# Thursday, 15 March 2007

I'm just starting to look into the feasibility of implementing complex constraints in the world of AzMan.  I've already discovered how easy it is to create simple "accessibility" constraints (i.e. can user x execute operation y), but now we need a solution for what we think of as "parameterized" constraints, like can user x execute the transfer operation if the total amount user x wants to transfer is $y.

AzMan certainly provides the capability, in the for of "BizRules", which are scripts that can be attached to roles and other objects to perform exactly this kind of evaluation.  When your application calls CheckAccess, it can pass a set of parameters to evaluate, as well as additional objects, etc.  I have two main concerns about this that I'm going to spend the next week or so evaluating...

  1. Is this going to give us the performance we need?
  2. Is the interface too cumbersome?

Both of those concerns stem from the fact that the only interface currently provided to AzMan is COM based, which means that I'm forced to write my scripts in VBScript of JScript, and I have to pass COM objects (or at least COMVisible objects) for all my parameters at evaluation time.  That means potentially some extra marshalling overhead, although I think there are ways around that.  It also makes the interface to CheckAccess a bit clunky.

I guess I'll find out...

Thursday, 22 March 2007 16:08:22 (Pacific Standard Time, UTC-08:00)
Since I'm about to begin designing a similar authz system, and since I'm pretty familiar with the one you are replacing, I'm really looking forward to your findings. It's nice to have somebody a few steps ahead of me :-).
Jeff Madison
Thursday, 22 March 2007 21:42:37 (Pacific Standard Time, UTC-08:00)
So I started doing some reading on AzMan after seeing your presentation on your current project at the latest CTAB, Patrick. Looks like you're getting to dig into some fun stuff. I've got a few questions/observations, though...

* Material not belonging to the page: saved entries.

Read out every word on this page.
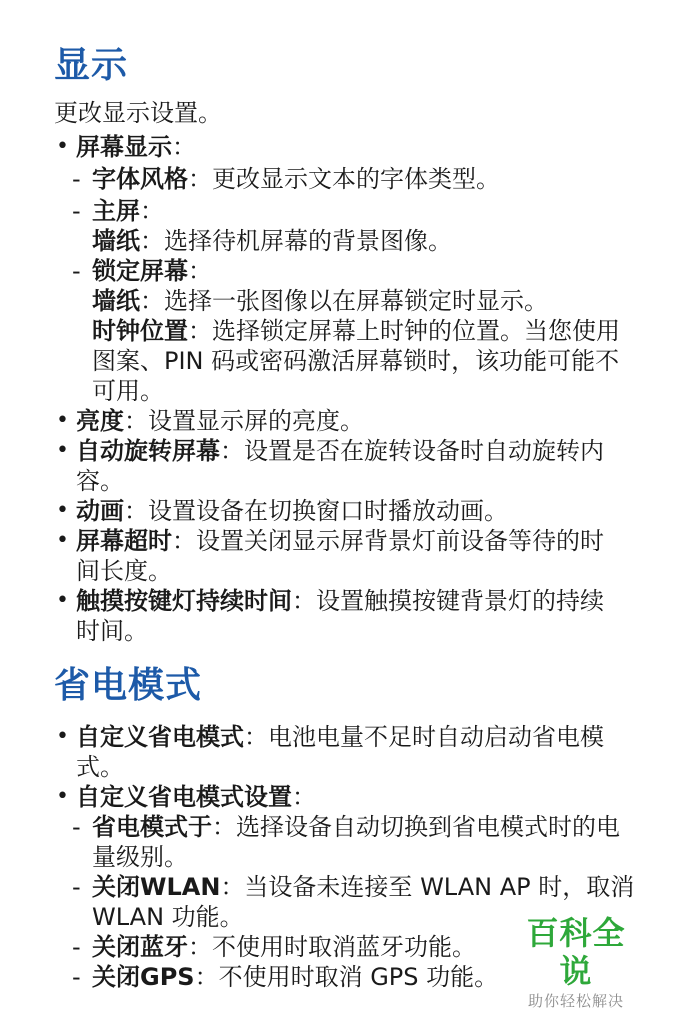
显示
更改显示设置。
• 屏幕显示：
- 字体风格：更改显示文本的字体类型。
- 主屏：
墙纸：选择待机屏幕的背景图像。
- 锁定屏幕：
墙纸：选择一张图像以在屏幕锁定时显示。
时钟位置：选择锁定屏幕上时钟的位置。当您使用
图案、PIN 码或密码激活屏幕锁时，该功能可能不
可用。
• 亮度：设置显示屏的亮度。
• 自动旋转屏幕：设置是否在旋转设备时自动旋转内
容。
• 动画：设置设备在切换窗口时播放动画。
• 屏幕超时：设置关闭显示屏背景灯前设备等待的时
间长度。
• 触摸按键灯持续时间：设置触摸按键背景灯的持续
时间。
省电模式
• 自定义省电模式：电池电量不足时自动启动省电模
式。
• 自定义省电模式设置：
- 省电模式于：选择设备自动切换到省电模式时的电
量级别。
- 关闭WLAN：当设备未连接至 WLAN AP 时，取消
WLAN 功能。
- 关闭蓝牙：不使用时取消蓝牙功能。
- 关闭GPS：不使用时取消 GPS 功能。
百科全说
助你轻松解决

1) In your opinion, why isn't there a managed interface for this thing? I mean, sure, you can follow the Chris Brooks doctrine of "one additional layer of abstraction", but I'm rather stunned that it's not there already.

2) I get why they're using scripts for BizRules - so BizRules can be loosely coupled and easily replaced at runtime. But again, it's like they're determined not to let COM die (passing everything in on AzBizRuleContext). It'd be nice if you could hand off those BizRule decisions to something else, like PowerShell... I suppose you could make a script-based wrapper around whatever else you wanted to drive the decisioning, but it'd probably cost some performance.

3) Regarding your decision to use AzMan on your current project (are we allowed to speak its codename here?), I'm not quite seeing what it brings to the table that System.Security role-based authorization doesn't, except maybe a built-in storage mechanism for roles/permissions (ACLs)... Is that the driving factor in that decision?
Friday, 23 March 2007 08:54:59 (Pacific Standard Time, UTC-08:00)

1) I don't know why there isn't a managed interface. I think it's a stupid choice on MS's part, particularly since more and more of the platform is moving to managed code.
2) If we go with BizRules, we'd actually do all the evaluation in managed code, and just pass the managed interface to the script. Yes, that would incur some performace cost. The choice of script is unfortunate, but that's how it's done in the unmanaged world.
3) On the current project (probably shouldn't speak it's name...) what we get is not only storage, but the fact that AzMan already knows how to deal with ADAM principals, and is very efficient at computing the intersection of a user's group membership with their rights.